Danzler’s team has conducted research into the eviction rates among racialized communities in Toronto, which showed that neighbourhoods with a higher concentration of Black households had the highest odds of experiencing eviction compared to other racialized neighbourhoods. During his presentation, Danzler said that he’s been in communication with racialized communities in Toronto to find out more about the displacement rates.

Attendees’ insights 

Other student and professor attendees spoke on a variety of topics related to racialized housing discrimination, such as forced evictions in Rio de Janeiro ahead of the 2016 Olympics, slum clearance in India, and anti-Black rental housing discrimination in Toronto.

Some of the attendees spoke to The Varsity about their impressions of the event and the speeches. 

Titobi Oriola — a first-year student from Nigeria studying international relations — came to the event to give a speech about “stories near and dear” to him, involving communities in Lagos facing forced evictions.

During his interview with The Varsity, he spoke about his move from a “third-world country” to Canada, and how that changed his perspective on housing discrimination.

“Moving to Toronto, experiencing and seeing housing discrimination in a different form, in a place that I thought was so much better, it sort of brought my attention to the fact that that is a very real issue… in the present day and age,” said Oriola. “Housing discrimination is something anyone can face.”

A U of T alumnus, Anyika Mark, had similar sentiments.
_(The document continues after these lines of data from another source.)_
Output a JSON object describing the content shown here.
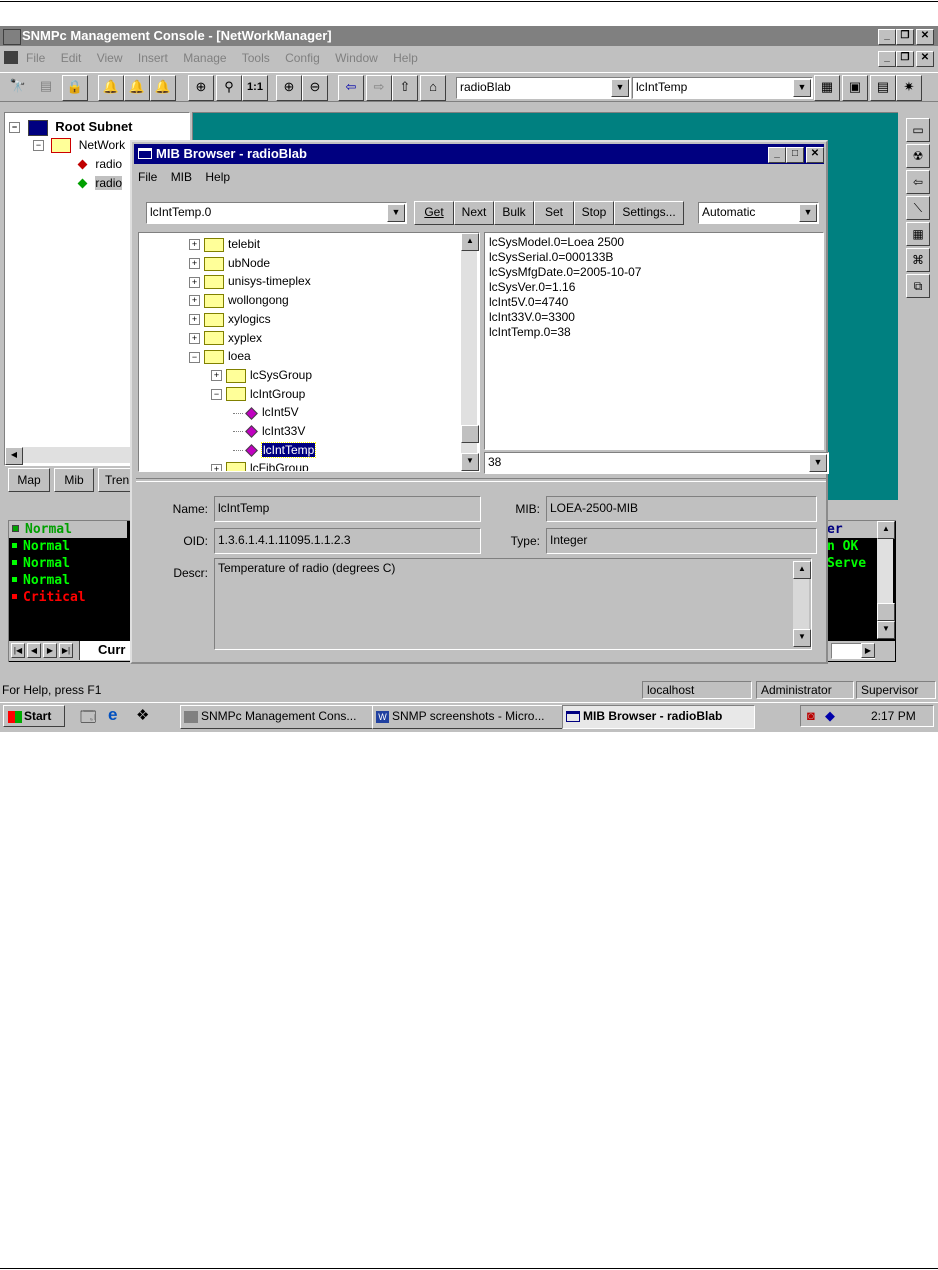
{
  "main_window": {
    "title": "SNMPc Management Console - [NetWorkManager]",
    "menu": [
      "File",
      "Edit",
      "View",
      "Insert",
      "Manage",
      "Tools",
      "Config",
      "Window",
      "Help"
    ],
    "toolbar_combo_1": "radioBlab",
    "toolbar_combo_2": "lcIntTemp",
    "zoom_label": "1:1"
  },
  "tree": {
    "root": "Root Subnet",
    "child": "NetWork",
    "leaf_1": "radio",
    "leaf_2": "radio"
  },
  "left_tabs": [
    "Map",
    "Mib",
    "Tren"
  ],
  "events": {
    "rows": [
      {
        "status": "Normal",
        "color": "#00ff00"
      },
      {
        "status": "Normal",
        "color": "#00ff00"
      },
      {
        "status": "Normal",
        "color": "#00ff00"
      },
      {
        "status": "Normal",
        "color": "#00ff00"
      },
      {
        "status": "Critical",
        "color": "#ff0000"
      }
    ],
    "right_header": "er",
    "right_rows": [
      "n OK",
      "Serve"
    ],
    "tab": "Curr"
  },
  "mib_browser": {
    "title": "MIB Browser - radioBlab",
    "menu": [
      "File",
      "MIB",
      "Help"
    ],
    "oid_combo": "lcIntTemp.0",
    "buttons": {
      "get": "Get",
      "next": "Next",
      "bulk": "Bulk",
      "set": "Set",
      "stop": "Stop",
      "settings": "Settings..."
    },
    "mode_combo": "Automatic",
    "tree": [
      {
        "label": "telebit",
        "type": "folder",
        "level": 0
      },
      {
        "label": "ubNode",
        "type": "folder",
        "level": 0
      },
      {
        "label": "unisys-timeplex",
        "type": "folder",
        "level": 0
      },
      {
        "label": "wollongong",
        "type": "folder",
        "level": 0
      },
      {
        "label": "xylogics",
        "type": "folder",
        "level": 0
      },
      {
        "label": "xyplex",
        "type": "folder",
        "level": 0
      },
      {
        "label": "loea",
        "type": "open-folder",
        "level": 0
      },
      {
        "label": "lcSysGroup",
        "type": "folder",
        "level": 1
      },
      {
        "label": "lcIntGroup",
        "type": "open-folder",
        "level": 1
      },
      {
        "label": "lcInt5V",
        "type": "leaf",
        "level": 2
      },
      {
        "label": "lcInt33V",
        "type": "leaf",
        "level": 2
      },
      {
        "label": "lcIntTemp",
        "type": "leaf-selected",
        "level": 2
      },
      {
        "label": "lcFibGroup",
        "type": "folder",
        "level": 1
      }
    ],
    "results": [
      "lcSysModel.0=Loea 2500",
      "lcSysSerial.0=000133B",
      "lcSysMfgDate.0=2005-10-07",
      "lcSysVer.0=1.16",
      "lcInt5V.0=4740",
      "lcInt33V.0=3300",
      "lcIntTemp.0=38"
    ],
    "value_combo": "38",
    "details": {
      "name_label": "Name:",
      "name": "lcIntTemp",
      "mib_label": "MIB:",
      "mib": "LOEA-2500-MIB",
      "oid_label": "OID:",
      "oid": "1.3.6.1.4.1.11095.1.1.2.3",
      "type_label": "Type:",
      "type": "Integer",
      "descr_label": "Descr:",
      "descr": "Temperature of radio (degrees C)"
    }
  },
  "status_bar": {
    "help": "For Help, press F1",
    "host": "localhost",
    "user": "Administrator",
    "role": "Supervisor"
  },
  "taskbar": {
    "start": "Start",
    "tasks": [
      "SNMPc Management Cons...",
      "SNMP screenshots - Micro...",
      "MIB Browser - radioBlab"
    ],
    "clock": "2:17 PM"
  }
}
She came to share the story of her community in the ‘Little Jamaica’ neighbourhood in Toronto, and the Black communities’ gentrification: a practice where wealthier residents move to a poor area of the city, renovate homes and businesses, causing property values to rise, which displaces the original, usually poorer, residents.

“Little Jamaica… has been such a huge part of my childhood and my adolescent experience,” said Mark. “…To know that it can be so easily dismissed as not relevant or not important by our city, by our province, especially our province — the fact that they’re willing to watch that fade away — is not okay with me.”
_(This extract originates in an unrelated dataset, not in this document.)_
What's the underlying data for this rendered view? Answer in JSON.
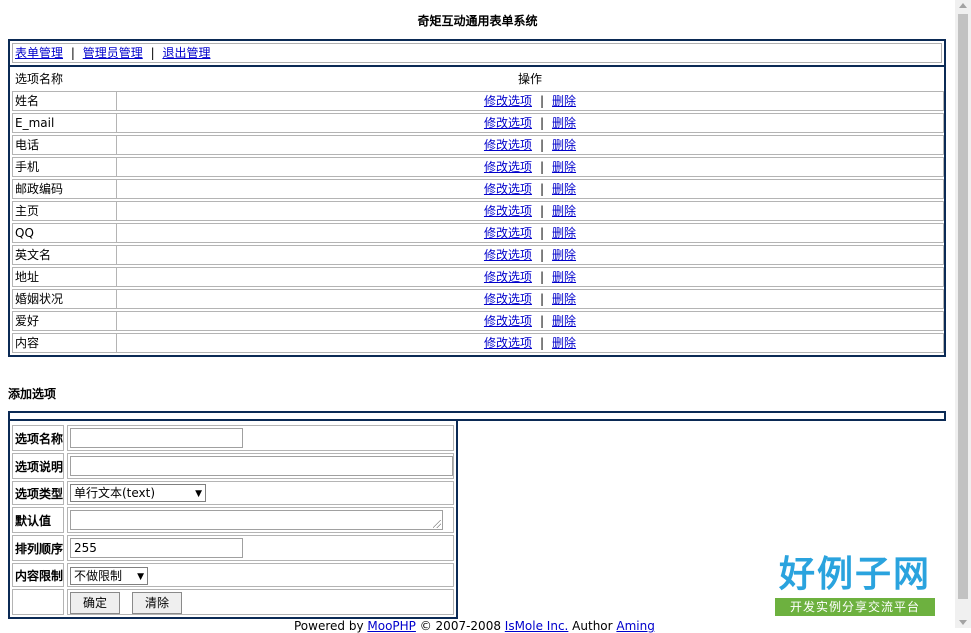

Others attended the event out of interest in the topic. 

James Glaser — a fourth-year student studying sociology — said he came because of a class he took a year before that sparked his interest in housing and its effects on his generation.

“I think housing is something that’s going to affect our generation the most because we’re the ones who are going to bear the consequences of all these barriers that are coming up,” he said.

Glaser added, “We’re going to be the ones who aren’t able to afford it, and because the system that we’ve lived in for so long is based on owning a home as your ticket to financial security and financial freedom… we either need to find a way to fix the system and go back to the way it was, or fix the system in a way where… we don’t see housing as a ticket to financial freedom, but more as a human right.”